Circa vent’anni fa ho regalato un cane a mio padre, si chiamava Kuka, come il nome di una marca di caramelle tailandese. Era un carlino. In quel periodo mio padre mi diceva sempre: Nina, quand’è che ti sposi? Quand’è che fai un figlio? Dicendo così lui pensava chiaramente a un maschio.
Mio padre ha sempre desiderato un figlio maschio. Quando io e mia sorella eravamo già grandi, un giorno ha perfino detto a mia madre che lui andava in ospedale ad adottare un orfano. Aspetta che nasca tuo nipote, gli ha detto mia madre per farlo rinunciare.
E così un giorno, dopo l’ennesima volta che mi aveva detto che voleva un nipote, passando da uno dei più grandi mercati di Korat (1), ho visto un cucciolo molto carino che mi fissava negli occhi. La prima volta sono passata e ho tirato dritto. Ma la seconda volta, non ho resistito. E così, senza pensarci troppo, l’ho portato a casa.

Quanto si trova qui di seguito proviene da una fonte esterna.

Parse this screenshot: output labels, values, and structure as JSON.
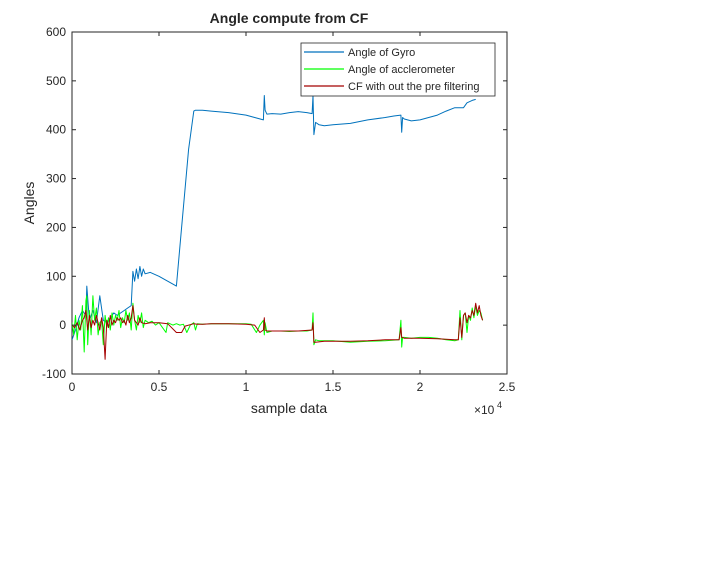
{
  "chart_data": {
    "type": "line",
    "title": "Angle compute from CF",
    "xlabel": "sample data",
    "ylabel": "Angles",
    "x_exponent_label": "×10",
    "x_exponent_power": "4",
    "xlim": [
      0,
      25000
    ],
    "ylim": [
      -100,
      600
    ],
    "x_ticks": [
      0,
      5000,
      10000,
      15000,
      20000,
      25000
    ],
    "x_tick_labels": [
      "0",
      "0.5",
      "1",
      "1.5",
      "2",
      "2.5"
    ],
    "y_ticks": [
      -100,
      0,
      100,
      200,
      300,
      400,
      500,
      600
    ],
    "y_tick_labels": [
      "-100",
      "0",
      "100",
      "200",
      "300",
      "400",
      "500",
      "600"
    ],
    "grid": false,
    "legend_position": "top-right",
    "series": [
      {
        "name": "Angle of Gyro",
        "color": "#0072bd",
        "x": [
          0,
          200,
          400,
          600,
          800,
          850,
          1000,
          1200,
          1400,
          1600,
          1800,
          2000,
          2200,
          2400,
          2600,
          2800,
          3000,
          3200,
          3400,
          3500,
          3600,
          3700,
          3800,
          3900,
          4000,
          4100,
          4200,
          4500,
          5000,
          5500,
          6000,
          6300,
          6700,
          7000,
          7100,
          7500,
          8000,
          9000,
          10000,
          10500,
          11000,
          11050,
          11100,
          11200,
          11500,
          12000,
          12500,
          13000,
          13500,
          13800,
          13850,
          13900,
          14000,
          14200,
          14500,
          15000,
          16000,
          17000,
          18000,
          18500,
          18900,
          18950,
          19000,
          19100,
          19500,
          20000,
          21000,
          21500,
          22000,
          22500,
          22700,
          23000,
          23200
        ],
        "y": [
          -30,
          -10,
          15,
          30,
          20,
          80,
          10,
          30,
          5,
          60,
          10,
          5,
          15,
          25,
          20,
          25,
          30,
          35,
          40,
          110,
          90,
          115,
          95,
          120,
          100,
          115,
          105,
          108,
          100,
          90,
          80,
          200,
          360,
          438,
          440,
          440,
          438,
          435,
          430,
          425,
          420,
          470,
          440,
          432,
          433,
          432,
          435,
          437,
          435,
          433,
          470,
          390,
          415,
          410,
          408,
          410,
          413,
          420,
          425,
          428,
          430,
          395,
          425,
          422,
          418,
          420,
          430,
          438,
          445,
          445,
          455,
          460,
          462
        ]
      },
      {
        "name": "Angle of acclerometer",
        "color": "#00ff00",
        "x": [
          0,
          100,
          200,
          300,
          400,
          500,
          600,
          700,
          800,
          850,
          900,
          1000,
          1100,
          1200,
          1300,
          1400,
          1500,
          1600,
          1700,
          1800,
          1900,
          2000,
          2100,
          2200,
          2300,
          2400,
          2500,
          2600,
          2700,
          2800,
          2900,
          3000,
          3100,
          3200,
          3300,
          3400,
          3500,
          3600,
          3700,
          3800,
          3900,
          4000,
          4100,
          4200,
          4400,
          4600,
          4800,
          5000,
          5400,
          5500,
          5800,
          6000,
          6200,
          6400,
          6600,
          6800,
          7000,
          7100,
          7200,
          7500,
          8000,
          9000,
          10000,
          10300,
          10600,
          10800,
          11000,
          11050,
          11100,
          11200,
          11500,
          12000,
          12500,
          13000,
          13500,
          13800,
          13850,
          13900,
          14000,
          14200,
          15000,
          16000,
          17000,
          18000,
          18800,
          18900,
          18950,
          19000,
          19100,
          19500,
          20000,
          20500,
          21000,
          21500,
          22000,
          22200,
          22300,
          22400,
          22500,
          22600,
          22700,
          22800,
          22900,
          23000,
          23100,
          23200,
          23300,
          23400,
          23500,
          23600
        ],
        "y": [
          5,
          -20,
          20,
          -30,
          10,
          -10,
          40,
          -55,
          50,
          60,
          -40,
          30,
          -20,
          60,
          10,
          35,
          -20,
          5,
          10,
          -40,
          20,
          -5,
          15,
          -10,
          25,
          0,
          20,
          10,
          30,
          -5,
          15,
          5,
          30,
          10,
          25,
          -10,
          45,
          10,
          -10,
          20,
          5,
          25,
          -5,
          10,
          5,
          8,
          0,
          5,
          -15,
          5,
          0,
          3,
          0,
          2,
          -15,
          0,
          5,
          -10,
          3,
          2,
          3,
          3,
          3,
          2,
          -15,
          0,
          10,
          -20,
          5,
          -15,
          -12,
          -12,
          -13,
          -12,
          -12,
          -10,
          25,
          -40,
          -30,
          -32,
          -32,
          -35,
          -33,
          -32,
          -30,
          10,
          -45,
          -25,
          -25,
          -27,
          -25,
          -25,
          -27,
          -30,
          -32,
          -30,
          30,
          -30,
          20,
          25,
          -15,
          20,
          10,
          35,
          15,
          40,
          20,
          30,
          25,
          10
        ]
      },
      {
        "name": "CF with out the pre filtering",
        "color": "#ff0000",
        "line_color": "#a50000",
        "x": [
          0,
          150,
          300,
          450,
          600,
          700,
          800,
          900,
          1000,
          1100,
          1200,
          1300,
          1400,
          1500,
          1600,
          1700,
          1800,
          1900,
          2000,
          2100,
          2200,
          2300,
          2400,
          2500,
          2600,
          2700,
          2800,
          2900,
          3000,
          3100,
          3200,
          3300,
          3400,
          3500,
          3600,
          3700,
          3800,
          3900,
          4000,
          4200,
          4500,
          5000,
          5500,
          6000,
          6300,
          6500,
          7000,
          7200,
          7500,
          8000,
          9000,
          10000,
          10500,
          10800,
          11000,
          11050,
          11100,
          11200,
          11500,
          12000,
          13000,
          13800,
          13850,
          13900,
          14000,
          14500,
          15000,
          16000,
          17000,
          18000,
          18800,
          18900,
          18950,
          19000,
          19100,
          19500,
          20000,
          21000,
          22000,
          22200,
          22300,
          22400,
          22500,
          22600,
          22700,
          22800,
          22900,
          23000,
          23100,
          23200,
          23300,
          23400,
          23500,
          23600
        ],
        "y": [
          0,
          -5,
          5,
          -10,
          10,
          15,
          30,
          -10,
          20,
          -5,
          10,
          0,
          20,
          5,
          -10,
          15,
          -5,
          -70,
          10,
          -5,
          20,
          0,
          10,
          5,
          15,
          10,
          15,
          5,
          10,
          0,
          20,
          5,
          15,
          40,
          10,
          5,
          0,
          15,
          5,
          3,
          5,
          5,
          3,
          -15,
          -15,
          -2,
          3,
          2,
          2,
          3,
          3,
          2,
          0,
          -15,
          -10,
          15,
          -10,
          -12,
          -12,
          -12,
          -12,
          -10,
          5,
          -35,
          -35,
          -33,
          -33,
          -33,
          -32,
          -30,
          -30,
          -5,
          -25,
          -25,
          -27,
          -27,
          -27,
          -28,
          -30,
          -30,
          15,
          -25,
          20,
          25,
          5,
          20,
          15,
          30,
          20,
          45,
          25,
          40,
          20,
          10
        ]
      }
    ]
  }
}
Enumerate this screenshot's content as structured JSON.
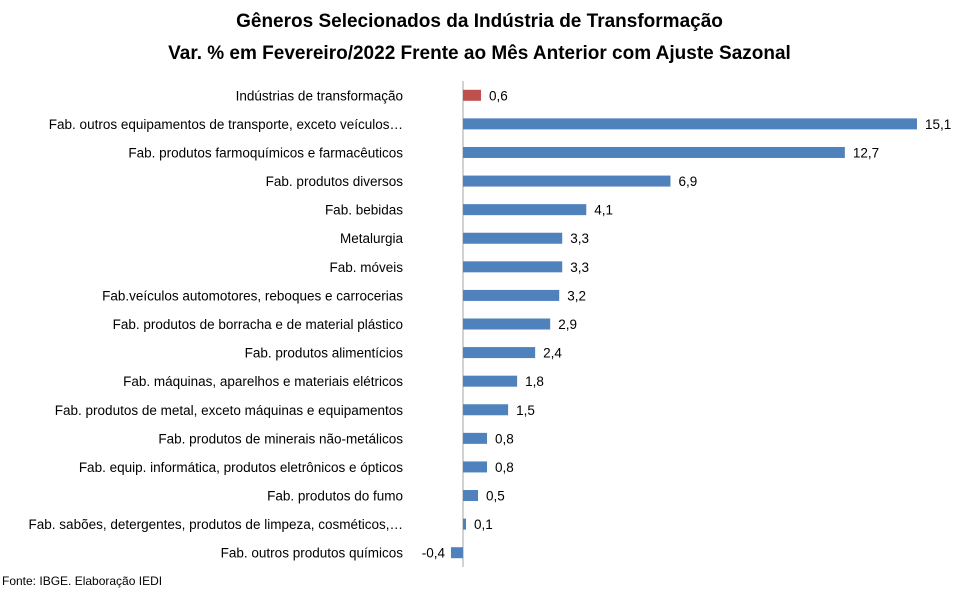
{
  "title": "Gêneros Selecionados da Indústria de Transformação",
  "subtitle": "Var. % em Fevereiro/2022 Frente ao Mês Anterior com Ajuste Sazonal",
  "source": "Fonte: IBGE. Elaboração IEDI",
  "chart_data": {
    "type": "bar",
    "orientation": "horizontal",
    "categories": [
      "Indústrias de transformação",
      "Fab. outros equipamentos de transporte, exceto veículos…",
      "Fab. produtos farmoquímicos e farmacêuticos",
      "Fab. produtos diversos",
      "Fab. bebidas",
      "Metalurgia",
      "Fab. móveis",
      "Fab.veículos automotores, reboques e carrocerias",
      "Fab. produtos de borracha e de material plástico",
      "Fab. produtos alimentícios",
      "Fab. máquinas, aparelhos e materiais elétricos",
      "Fab. produtos de metal, exceto máquinas e equipamentos",
      "Fab. produtos de minerais não-metálicos",
      "Fab. equip. informática, produtos eletrônicos e ópticos",
      "Fab. produtos do fumo",
      "Fab. sabões, detergentes, produtos de limpeza, cosméticos,…",
      "Fab. outros produtos químicos"
    ],
    "values": [
      0.6,
      15.1,
      12.7,
      6.9,
      4.1,
      3.3,
      3.3,
      3.2,
      2.9,
      2.4,
      1.8,
      1.5,
      0.8,
      0.8,
      0.5,
      0.1,
      -0.4
    ],
    "data_labels": [
      "0,6",
      "15,1",
      "12,7",
      "6,9",
      "4,1",
      "3,3",
      "3,3",
      "3,2",
      "2,9",
      "2,4",
      "1,8",
      "1,5",
      "0,8",
      "0,8",
      "0,5",
      "0,1",
      "-0,4"
    ],
    "highlight_index": 0,
    "colors": {
      "highlight": "#C0504D",
      "bar": "#4F81BD",
      "axis": "#A6A6A6"
    },
    "xlim": [
      -0.4,
      15.1
    ],
    "grid": false,
    "legend": "none"
  }
}
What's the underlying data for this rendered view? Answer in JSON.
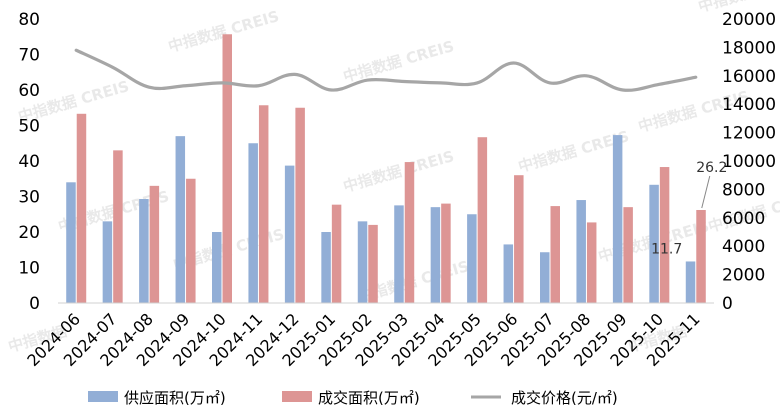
{
  "watermark": "中指数据 CREIS",
  "watermark_short": "中指数据",
  "chart_data": {
    "type": "bar",
    "categories": [
      "2024-06",
      "2024-07",
      "2024-08",
      "2024-09",
      "2024-10",
      "2024-11",
      "2024-12",
      "2025-01",
      "2025-02",
      "2025-03",
      "2025-04",
      "2025-05",
      "2025-06",
      "2025-07",
      "2025-08",
      "2025-09",
      "2025-10",
      "2025-11"
    ],
    "series": [
      {
        "name": "供应面积(万㎡)",
        "type": "bar",
        "axis": "left",
        "color": "#92aed6",
        "values": [
          34,
          23,
          29.3,
          47,
          20,
          45,
          38.7,
          20,
          23,
          27.5,
          27,
          25,
          16.5,
          14.3,
          29,
          47.3,
          33.3,
          11.7
        ]
      },
      {
        "name": "成交面积(万㎡)",
        "type": "bar",
        "axis": "left",
        "color": "#dd9594",
        "values": [
          53.3,
          43,
          33,
          35,
          75.7,
          55.7,
          55,
          27.7,
          22,
          39.7,
          28,
          46.7,
          36,
          27.3,
          22.7,
          27,
          38.3,
          26.2
        ]
      },
      {
        "name": "成交价格(元/㎡)",
        "type": "line",
        "axis": "right",
        "color": "#a6a6a6",
        "values": [
          17800,
          16600,
          15200,
          15300,
          15500,
          15300,
          16100,
          15000,
          15700,
          15600,
          15500,
          15500,
          16900,
          15500,
          16000,
          15000,
          15400,
          15900
        ]
      }
    ],
    "left_axis": {
      "min": 0,
      "max": 80,
      "ticks": [
        0,
        10,
        20,
        30,
        40,
        50,
        60,
        70,
        80
      ]
    },
    "right_axis": {
      "min": 0,
      "max": 20000,
      "ticks": [
        0,
        2000,
        4000,
        6000,
        8000,
        10000,
        12000,
        14000,
        16000,
        18000,
        20000
      ]
    },
    "data_labels": [
      {
        "category": "2025-11",
        "series": "供应面积(万㎡)",
        "text": "11.7"
      },
      {
        "category": "2025-11",
        "series": "成交面积(万㎡)",
        "text": "26.2"
      }
    ],
    "legend_position": "bottom",
    "grid": false
  }
}
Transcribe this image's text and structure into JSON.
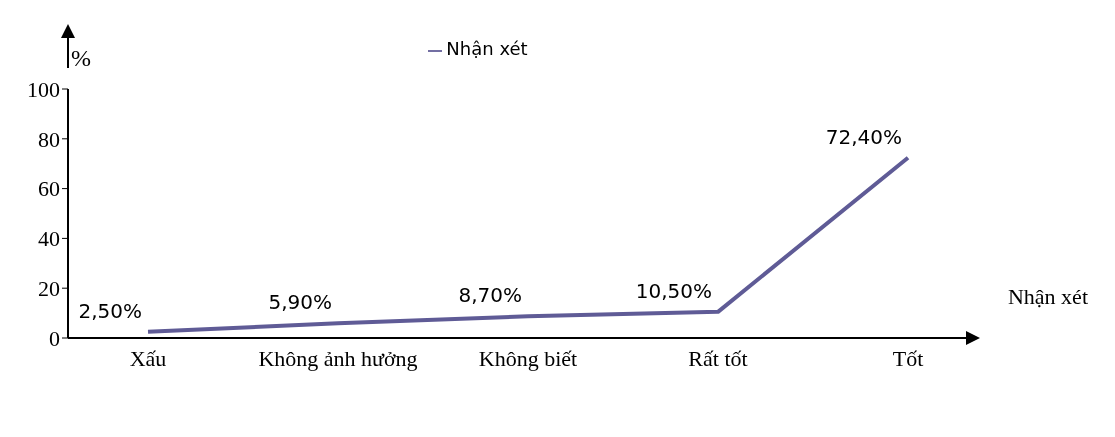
{
  "chart_data": {
    "type": "line",
    "ylabel": "%",
    "xlabel": "Nhận xét",
    "categories": [
      "Xấu",
      "Không ảnh hưởng",
      "Không biết",
      "Rất tốt",
      "Tốt"
    ],
    "series": [
      {
        "name": "Nhận xét",
        "color": "#5f5b96",
        "values": [
          2.5,
          5.9,
          8.7,
          10.5,
          72.4
        ],
        "value_labels": [
          "2,50%",
          "5,90%",
          "8,70%",
          "10,50%",
          "72,40%"
        ]
      }
    ],
    "ylim": [
      0,
      100
    ],
    "yticks": [
      0,
      20,
      40,
      60,
      80,
      100
    ],
    "grid": false,
    "legend": "top",
    "marker": "none",
    "line_style": "solid"
  }
}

Kuka era attaccatissimo a mio padre. Lo inseguiva ovunque andasse. Se mio padre usciva da casa, Kuka lo cercava continuamente, in bagno, in camera, dappertutto, sia in casa che in giardino.
Secondo me amava così tanto mio padre perché sentiva che anche mio padre lo amava. Tutti i venerdì ad esempio mio padre andava in macelleria a comprare un chilo di fegato per Kuka e se qualcuno apriva il frigo per mangiarlo, diceva: no, il fegato è per Kuka!
Quando mio padre andava a riposare al pomeriggio, Kuka dormiva sempre con lui, accucciato sopra i suoi piedi.
Kuka ha vissuto i primi tre mesi di vita con me, in città. Ma nonostante questo non mi voleva bene come a mio padre. C’è da dire che per due volte io gli ho fatto del male. Una volta gli ho comprato una maglia, ma era molto stretta e mentre provavo a infilargliela, gli ho tirato le zampe, che non si piegavano, fino a quando ha guaito ed è scappato via. Un’altra volta gli ho tagliato le unghie, ma devo aver sbagliato misura perché a un certo punto ha iniziato a sanguinare. Insomma, per un po’ quando mi vedeva, scappava via.
Durante la stagione della raccolta del riso, da novembre a febbraio, mio padre lavorava moltissimo, dava ordini agli operai, caricava il camion, si muoveva di qua e di là indaffarato e Kuka, nonostante il suo fisico non proprio da atleta, ce la metteva tutta per stargli dietro, fino a quando, esausto, si sdraiava all’ombra sotto un albero. E anche da lì continuava a seguirlo con lo sguardo. Poi se non lo vedeva per un po’, ricominciava a cercarlo.
Quando Kuka aveva il compito di sorvegliare qualcosa e mio padre lo incitava contro un cane o una gallina, lui partiva come un proiettile e a volte, in preda alla foga, inciampava e cominciava a rotolare, poi si alzava veloce, guardava mio padre con aria dispiaciuta e ripartiva subito dopo all’inseguimento.
Otto o nove anni fa Kuka è morto. Come tutti i carlini aveva dei problemi di respirazione. Faceva acqua nei polmoni. Adesso mio padre ha un nipote maschio di 11 anni che si chiama Brian. Kuka è sottoterra, dietro casa.
(1) Korat è il nome con cui è conosciuta la città di Niyom, Nakhon Ratchasima, che in thai significa “altopiano”, una grande città al centro della Thailandia.